Endothelial GARP Governs Longevity of Lung-resident CD8 T cell memory

Tissue-resident memory CD8 T (Trm) cells provide frontline defense against respiratory viral infections, yet their persistence in the lung is remarkably short-lived compared to other barrier sites. The stromal cues that maintain these cells remain poorly defined. Here, we identify lung endothelial cells as a critical niche that sustains antiviral CD8 Trm cells through the activation of TGF-ß. We found that the transmembrane protein GARP, highly expressed on lung endothelial cells, is essential for activating latent TGF-ß and promoting the expression of the tissue-retention molecules CD103 and CD69 on CD8 Trm cells.

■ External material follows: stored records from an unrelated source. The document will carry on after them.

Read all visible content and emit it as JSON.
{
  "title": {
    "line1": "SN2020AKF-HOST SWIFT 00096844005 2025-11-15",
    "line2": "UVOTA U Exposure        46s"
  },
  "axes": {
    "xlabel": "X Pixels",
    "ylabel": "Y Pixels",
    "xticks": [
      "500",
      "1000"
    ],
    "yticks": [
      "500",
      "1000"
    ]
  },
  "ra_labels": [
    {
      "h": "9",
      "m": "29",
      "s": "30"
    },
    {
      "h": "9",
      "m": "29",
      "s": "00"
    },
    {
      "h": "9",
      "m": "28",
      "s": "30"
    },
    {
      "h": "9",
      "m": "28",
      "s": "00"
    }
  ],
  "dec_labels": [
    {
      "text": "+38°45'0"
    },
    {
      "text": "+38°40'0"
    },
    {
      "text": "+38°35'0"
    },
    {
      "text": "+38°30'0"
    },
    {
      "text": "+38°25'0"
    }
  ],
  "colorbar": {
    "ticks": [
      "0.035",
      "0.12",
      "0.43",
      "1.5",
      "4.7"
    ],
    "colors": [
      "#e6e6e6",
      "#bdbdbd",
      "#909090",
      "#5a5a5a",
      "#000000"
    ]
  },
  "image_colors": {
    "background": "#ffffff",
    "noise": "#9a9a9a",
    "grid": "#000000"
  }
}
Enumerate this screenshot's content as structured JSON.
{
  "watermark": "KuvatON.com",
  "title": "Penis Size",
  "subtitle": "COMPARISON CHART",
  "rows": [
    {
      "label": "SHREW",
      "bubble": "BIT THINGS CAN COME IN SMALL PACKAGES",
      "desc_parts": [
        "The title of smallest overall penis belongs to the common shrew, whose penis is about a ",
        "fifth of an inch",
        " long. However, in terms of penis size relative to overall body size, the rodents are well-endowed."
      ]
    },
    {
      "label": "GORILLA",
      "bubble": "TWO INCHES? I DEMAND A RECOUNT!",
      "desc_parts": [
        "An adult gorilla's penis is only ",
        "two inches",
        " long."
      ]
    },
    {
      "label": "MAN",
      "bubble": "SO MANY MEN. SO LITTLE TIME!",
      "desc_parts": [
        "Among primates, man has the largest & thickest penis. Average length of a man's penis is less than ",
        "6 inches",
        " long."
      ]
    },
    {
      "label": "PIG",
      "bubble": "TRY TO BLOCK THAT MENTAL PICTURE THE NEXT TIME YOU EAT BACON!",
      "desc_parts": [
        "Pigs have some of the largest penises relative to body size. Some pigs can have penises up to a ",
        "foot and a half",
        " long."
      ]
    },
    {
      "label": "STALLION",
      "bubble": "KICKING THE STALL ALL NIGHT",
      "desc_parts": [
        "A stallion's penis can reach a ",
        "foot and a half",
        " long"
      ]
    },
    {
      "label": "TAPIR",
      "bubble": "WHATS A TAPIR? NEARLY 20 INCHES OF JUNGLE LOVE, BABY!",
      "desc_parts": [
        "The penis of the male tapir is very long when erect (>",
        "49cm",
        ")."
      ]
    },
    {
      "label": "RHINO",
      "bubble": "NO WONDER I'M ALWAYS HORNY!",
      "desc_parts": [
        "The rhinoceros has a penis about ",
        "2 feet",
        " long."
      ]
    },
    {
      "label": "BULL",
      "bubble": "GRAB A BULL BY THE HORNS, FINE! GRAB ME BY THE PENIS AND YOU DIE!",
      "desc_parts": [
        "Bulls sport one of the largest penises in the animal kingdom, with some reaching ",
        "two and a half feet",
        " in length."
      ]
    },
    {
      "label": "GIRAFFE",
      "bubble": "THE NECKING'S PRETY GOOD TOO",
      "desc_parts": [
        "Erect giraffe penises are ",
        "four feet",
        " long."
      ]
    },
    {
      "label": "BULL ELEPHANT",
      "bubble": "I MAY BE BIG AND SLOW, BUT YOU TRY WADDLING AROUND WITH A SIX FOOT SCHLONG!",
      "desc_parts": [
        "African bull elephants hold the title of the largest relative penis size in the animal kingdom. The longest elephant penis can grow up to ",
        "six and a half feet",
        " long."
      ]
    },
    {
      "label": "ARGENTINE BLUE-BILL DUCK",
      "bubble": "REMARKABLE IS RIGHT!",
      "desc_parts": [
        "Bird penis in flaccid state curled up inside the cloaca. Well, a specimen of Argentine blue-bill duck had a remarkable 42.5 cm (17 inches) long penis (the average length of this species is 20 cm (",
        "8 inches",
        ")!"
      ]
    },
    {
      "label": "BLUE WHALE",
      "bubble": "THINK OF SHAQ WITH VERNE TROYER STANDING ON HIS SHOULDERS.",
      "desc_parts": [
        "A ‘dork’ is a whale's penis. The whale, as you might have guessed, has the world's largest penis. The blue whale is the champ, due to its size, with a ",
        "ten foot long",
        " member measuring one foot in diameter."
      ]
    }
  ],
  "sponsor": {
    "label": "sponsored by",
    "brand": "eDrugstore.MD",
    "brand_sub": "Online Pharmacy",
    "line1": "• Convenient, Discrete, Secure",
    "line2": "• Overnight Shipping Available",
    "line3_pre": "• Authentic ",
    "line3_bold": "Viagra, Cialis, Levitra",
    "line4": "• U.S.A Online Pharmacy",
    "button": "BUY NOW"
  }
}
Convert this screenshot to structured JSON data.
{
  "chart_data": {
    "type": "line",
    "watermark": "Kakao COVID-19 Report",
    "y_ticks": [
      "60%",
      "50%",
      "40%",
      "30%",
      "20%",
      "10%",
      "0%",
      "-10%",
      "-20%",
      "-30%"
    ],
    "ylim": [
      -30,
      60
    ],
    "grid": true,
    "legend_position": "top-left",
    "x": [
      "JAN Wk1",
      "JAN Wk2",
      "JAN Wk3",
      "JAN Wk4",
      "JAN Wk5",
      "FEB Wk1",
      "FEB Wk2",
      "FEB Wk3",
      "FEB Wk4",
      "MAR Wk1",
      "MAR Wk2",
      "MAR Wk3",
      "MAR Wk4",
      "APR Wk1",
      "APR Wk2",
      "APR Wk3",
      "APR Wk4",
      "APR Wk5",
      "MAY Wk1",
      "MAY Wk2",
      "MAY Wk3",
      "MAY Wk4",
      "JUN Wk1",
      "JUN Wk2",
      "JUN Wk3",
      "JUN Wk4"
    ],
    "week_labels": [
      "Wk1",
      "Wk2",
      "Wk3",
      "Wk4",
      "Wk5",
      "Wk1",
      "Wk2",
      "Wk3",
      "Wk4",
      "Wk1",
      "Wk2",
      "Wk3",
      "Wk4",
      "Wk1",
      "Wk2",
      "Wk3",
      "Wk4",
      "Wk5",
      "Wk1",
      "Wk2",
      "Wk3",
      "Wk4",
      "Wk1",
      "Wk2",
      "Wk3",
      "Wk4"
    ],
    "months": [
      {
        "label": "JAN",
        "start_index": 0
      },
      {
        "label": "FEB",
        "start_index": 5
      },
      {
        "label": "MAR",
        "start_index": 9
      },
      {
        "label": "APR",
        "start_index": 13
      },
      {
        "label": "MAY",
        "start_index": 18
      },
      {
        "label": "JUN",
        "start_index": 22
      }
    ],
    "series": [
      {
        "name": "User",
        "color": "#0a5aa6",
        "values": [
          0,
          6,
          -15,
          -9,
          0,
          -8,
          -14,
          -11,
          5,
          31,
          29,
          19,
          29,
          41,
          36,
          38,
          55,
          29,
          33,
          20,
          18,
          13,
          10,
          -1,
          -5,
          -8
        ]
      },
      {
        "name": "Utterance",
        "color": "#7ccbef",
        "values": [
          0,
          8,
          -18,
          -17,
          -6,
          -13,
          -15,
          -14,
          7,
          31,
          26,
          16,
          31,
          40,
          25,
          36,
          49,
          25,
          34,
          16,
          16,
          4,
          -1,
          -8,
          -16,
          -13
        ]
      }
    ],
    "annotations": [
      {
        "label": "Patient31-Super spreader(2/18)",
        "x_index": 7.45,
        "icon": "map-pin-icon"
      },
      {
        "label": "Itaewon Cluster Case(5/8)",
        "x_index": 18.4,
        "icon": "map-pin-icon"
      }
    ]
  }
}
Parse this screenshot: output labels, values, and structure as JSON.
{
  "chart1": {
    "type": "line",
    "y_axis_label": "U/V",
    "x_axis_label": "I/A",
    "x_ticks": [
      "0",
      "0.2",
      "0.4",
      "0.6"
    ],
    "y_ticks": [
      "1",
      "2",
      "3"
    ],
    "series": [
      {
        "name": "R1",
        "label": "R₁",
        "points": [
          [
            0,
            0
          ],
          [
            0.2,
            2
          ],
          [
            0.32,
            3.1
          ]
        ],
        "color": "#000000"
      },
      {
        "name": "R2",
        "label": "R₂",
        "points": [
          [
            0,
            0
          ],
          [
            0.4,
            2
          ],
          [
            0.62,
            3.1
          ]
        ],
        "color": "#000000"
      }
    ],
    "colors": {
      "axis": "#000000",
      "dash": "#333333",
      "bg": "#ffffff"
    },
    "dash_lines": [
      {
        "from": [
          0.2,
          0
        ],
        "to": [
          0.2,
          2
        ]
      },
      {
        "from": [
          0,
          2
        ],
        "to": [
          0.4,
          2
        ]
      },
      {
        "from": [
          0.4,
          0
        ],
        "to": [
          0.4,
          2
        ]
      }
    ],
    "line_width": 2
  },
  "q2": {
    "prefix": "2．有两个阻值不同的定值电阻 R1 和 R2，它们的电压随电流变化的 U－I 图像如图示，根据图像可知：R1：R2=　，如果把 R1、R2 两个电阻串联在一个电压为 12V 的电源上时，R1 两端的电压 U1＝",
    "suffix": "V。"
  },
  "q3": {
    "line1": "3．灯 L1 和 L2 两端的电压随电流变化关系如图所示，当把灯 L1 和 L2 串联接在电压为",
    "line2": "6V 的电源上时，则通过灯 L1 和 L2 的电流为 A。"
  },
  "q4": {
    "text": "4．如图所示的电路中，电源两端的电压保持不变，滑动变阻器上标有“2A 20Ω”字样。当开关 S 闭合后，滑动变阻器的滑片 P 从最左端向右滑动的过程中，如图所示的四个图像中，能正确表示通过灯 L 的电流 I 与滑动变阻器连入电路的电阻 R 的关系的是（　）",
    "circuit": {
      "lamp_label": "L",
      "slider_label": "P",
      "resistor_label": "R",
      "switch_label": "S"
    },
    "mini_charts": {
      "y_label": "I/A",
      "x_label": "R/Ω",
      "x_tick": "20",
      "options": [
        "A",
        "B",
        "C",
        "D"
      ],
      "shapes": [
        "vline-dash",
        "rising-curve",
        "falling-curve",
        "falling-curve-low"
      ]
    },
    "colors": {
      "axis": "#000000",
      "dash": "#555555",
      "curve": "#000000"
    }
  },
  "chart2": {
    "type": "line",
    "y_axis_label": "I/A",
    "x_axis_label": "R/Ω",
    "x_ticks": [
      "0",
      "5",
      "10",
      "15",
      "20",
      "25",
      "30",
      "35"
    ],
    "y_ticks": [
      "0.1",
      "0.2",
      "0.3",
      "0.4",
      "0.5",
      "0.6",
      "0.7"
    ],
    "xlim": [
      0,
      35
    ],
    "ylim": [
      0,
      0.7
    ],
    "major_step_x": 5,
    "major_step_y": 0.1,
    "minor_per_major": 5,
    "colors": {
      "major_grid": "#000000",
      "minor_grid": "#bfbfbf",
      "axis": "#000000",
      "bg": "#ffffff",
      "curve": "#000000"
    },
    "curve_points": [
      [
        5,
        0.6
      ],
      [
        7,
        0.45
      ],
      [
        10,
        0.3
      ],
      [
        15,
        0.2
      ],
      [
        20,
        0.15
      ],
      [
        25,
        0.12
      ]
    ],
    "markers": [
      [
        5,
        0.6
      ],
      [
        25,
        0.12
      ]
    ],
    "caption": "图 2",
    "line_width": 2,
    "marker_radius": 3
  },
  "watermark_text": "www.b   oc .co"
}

Endothelial-specific deletion of GARP impaired CD8 Trm maintenance and compromised heterologous immunity against influenza, whereas its overexpression enhanced CD8 Trm populations. Mechanistically, we discovered that influenza-induced TNF triggers persistent, epigenetic repression of the GARP gene in endothelial cells, leading to a loss of TGF-ß signaling and CD8 Trm cell waning. Consequently, neutralization of TNF restored GARP expression and boosted Trm retention. These findings provide a mechanistic basis for the transient nature of lung Trm cells and suggest that modulating the TNF-GARP-TGF-ß axis could be a strategy to achieve durable respiratory immunity. Overall design: scRNA-seq profiling of the lung cells from a 6 weeks old naïve C57BL/6J mouse.